1. Overview

CpGtools package provides a number of Python programs to annotate, QC, visualize, and analyze DNA methylation data generated from Illumina HumanMethylation450 BeadChip (450K) / MethylationEPIC BeadChip (850K) array or RRBS / WGBS.

These programs can be divided into three groups:

  • CpG position analysis modules

  • CpG signal analysis modules

  • Differential CpG analysis modules

1.1. CpG position analysis modules

These modules are primarily used to analyze CpG’s genomic locations.

Name

Description

CpG_anno_probe.py

add comprehensive annotation information to each 450K/850K probe ID.

CpG_anno_position.py

add comprehensive annotation information to each CpG based on its genomic coordinate.

CpG_aggregation.py

Aggregate proportion values of a list of CpGs that located in give genomic regions.

CpG_distrb_chrom.py

Calculates the distribution of CpG over chromosomes.

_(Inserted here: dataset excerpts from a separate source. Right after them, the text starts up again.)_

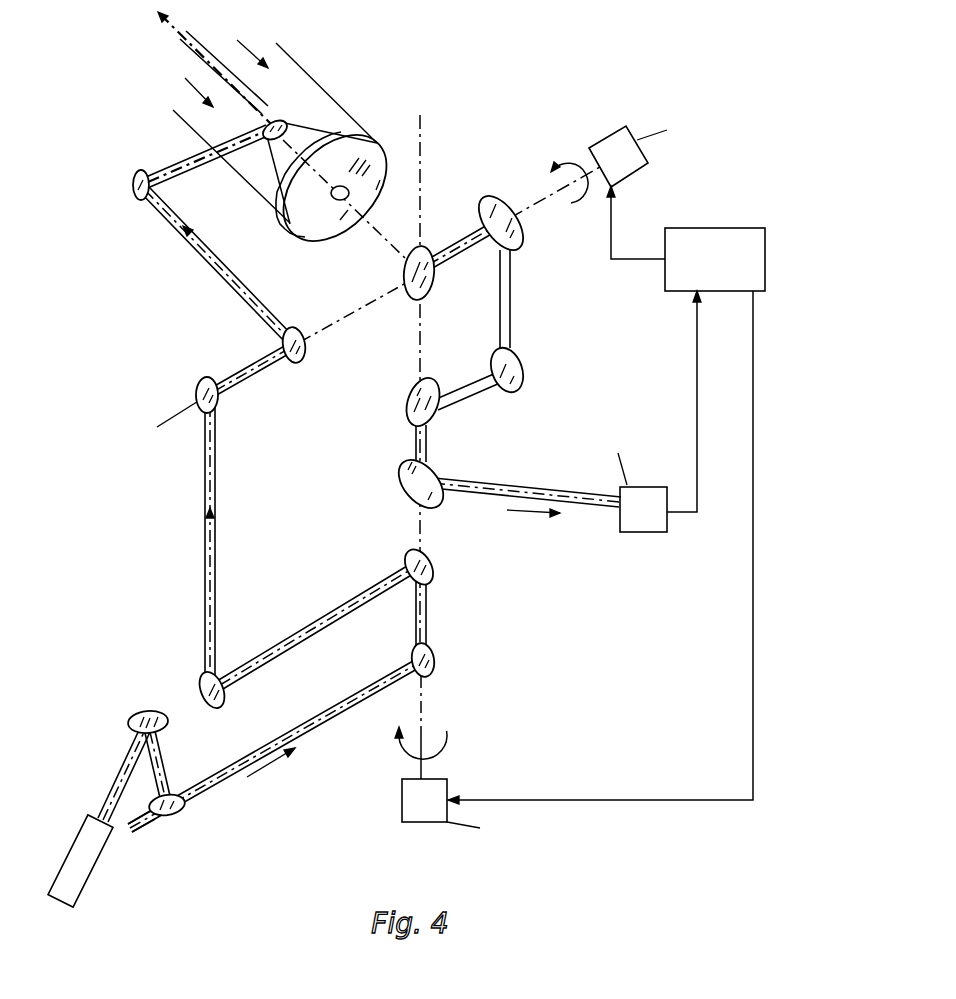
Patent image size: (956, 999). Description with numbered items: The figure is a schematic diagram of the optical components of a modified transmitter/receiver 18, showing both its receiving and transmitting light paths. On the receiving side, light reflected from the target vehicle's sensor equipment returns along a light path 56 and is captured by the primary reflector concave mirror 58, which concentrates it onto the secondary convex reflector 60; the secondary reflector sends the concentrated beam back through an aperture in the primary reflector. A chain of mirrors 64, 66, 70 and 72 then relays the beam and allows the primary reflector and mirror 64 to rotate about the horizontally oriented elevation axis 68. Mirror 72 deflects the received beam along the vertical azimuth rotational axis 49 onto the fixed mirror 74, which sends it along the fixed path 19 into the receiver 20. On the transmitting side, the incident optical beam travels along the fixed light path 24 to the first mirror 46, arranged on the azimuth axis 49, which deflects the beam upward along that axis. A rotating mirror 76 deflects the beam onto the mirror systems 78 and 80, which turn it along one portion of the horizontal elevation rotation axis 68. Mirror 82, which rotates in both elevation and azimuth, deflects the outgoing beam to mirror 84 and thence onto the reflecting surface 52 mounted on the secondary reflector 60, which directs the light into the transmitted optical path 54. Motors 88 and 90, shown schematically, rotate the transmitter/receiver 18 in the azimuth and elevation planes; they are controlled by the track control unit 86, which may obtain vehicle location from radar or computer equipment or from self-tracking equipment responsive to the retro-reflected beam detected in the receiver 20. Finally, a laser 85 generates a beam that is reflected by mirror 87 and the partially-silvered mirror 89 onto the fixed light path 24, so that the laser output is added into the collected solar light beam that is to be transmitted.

The transmitter/receiver 18 is at (79, 480).
The fixed path 19 is at (582, 508).
The receiver 20 is at (665, 527).
The fixed light path 24 is at (143, 827).
The first mirror 46 is at (437, 650).
The vertical azimuth rotational axis 49 is at (423, 720).
The reflecting surface 52 is at (263, 117).
The transmitted optical path 54 is at (200, 42).
The light path 56 is at (277, 43).
The primary reflector concave mirror 58 is at (373, 143).
The secondary convex reflector 60 is at (283, 118).
The mirror 64 is at (410, 305).
The mirror 66 is at (492, 192).
The horizontal elevation axis 68 is at (542, 202).
The mirror 70 is at (525, 365).
The mirror 72 is at (407, 393).
The fixed mirror 74 is at (400, 467).
The rotating mirror 76 is at (408, 555).
The mirror system 78 is at (205, 673).
The mirror system 80 is at (205, 388).
The mirror 82 is at (287, 342).
The mirror 84 is at (137, 200).
The laser 85 is at (85, 822).
The track control unit 86 is at (665, 285).
The mirror 87 is at (138, 712).
The motor 88 is at (610, 125).
The partially-silvered mirror 89 is at (183, 807).
The motor 90 is at (402, 800).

CpG_distrb_gene_centered.py

Calculates the distribution of CpG over gene-centered genomic regions including ‘Coding exons’, ‘UTR exons’, ‘Introns’, ‘Upstream intergenic regions’, and ‘Downstream intergenic regions’.

CpG_distrb_region.py

Calculates the distribution of CpG over user-specified genomic regions (such as promoters, enhancers).

CpG_logo.py

Generates DNA motif logo for a given set of CpGs (to visualize the genomic context of these CpGs).

CpG_to_gene.py

Assigns CpGs to their putative target genes. Follows the “Basel plus extension” rules used by the GREAT algorithm.

1.2. CpG signal analysis modules

These modules are primarily used to analyze CpG’s DNA methylation beta values

Name

Description

beta_PCA.py

Performs PCA for samples.

beta_jitter_plot.py

Generates jitter plot and bean plot for each sample (column).

beta_m_conversion.py

Converts Beta-value into M-value or vice versa.

beta_profile_gene_centered.py

Calculates the methylation profile (i.e., average beta value) for gene-centered genomic regions.

beta_profile_region.py

Calculates the methylation profile (i.e., average beta value) for user specified genomic regions.

beta_stacked_barplot.py

Creates stacked barplot for each sample. The stacked barplot showing the proportions of CpGs whose beta values are falling into these 4 ranges: [0.00, 0.25], (0.25, 0.50], (0.50, 0.75], and (0.75, 1.00].

beta_stats.py

Gives basic information of CpGs located in genomic regions. These information include “Number of CpGs”, “Min methylation level”, “Max methylation level”, “Mean methylation level across all CpGs”, “Median methylation level across all CpGs” and “Standard deviation”

beta_topN.py

This program picks the N most variable CpGs from the input file. The resulting file can be used for PCA/t-SNE or clustering analysis.

beta_trichotmize.py

This program uses Bayesian Gaussian Mixture model to trichotmize beta values into three status: “Un-methylated”,”Semi-methylated”, “Full-methylated”, and “unassigned”

beta_tSNE.py

This program performs t-SNE (t-Distributed Stochastic Neighbor Embedding ) analysis.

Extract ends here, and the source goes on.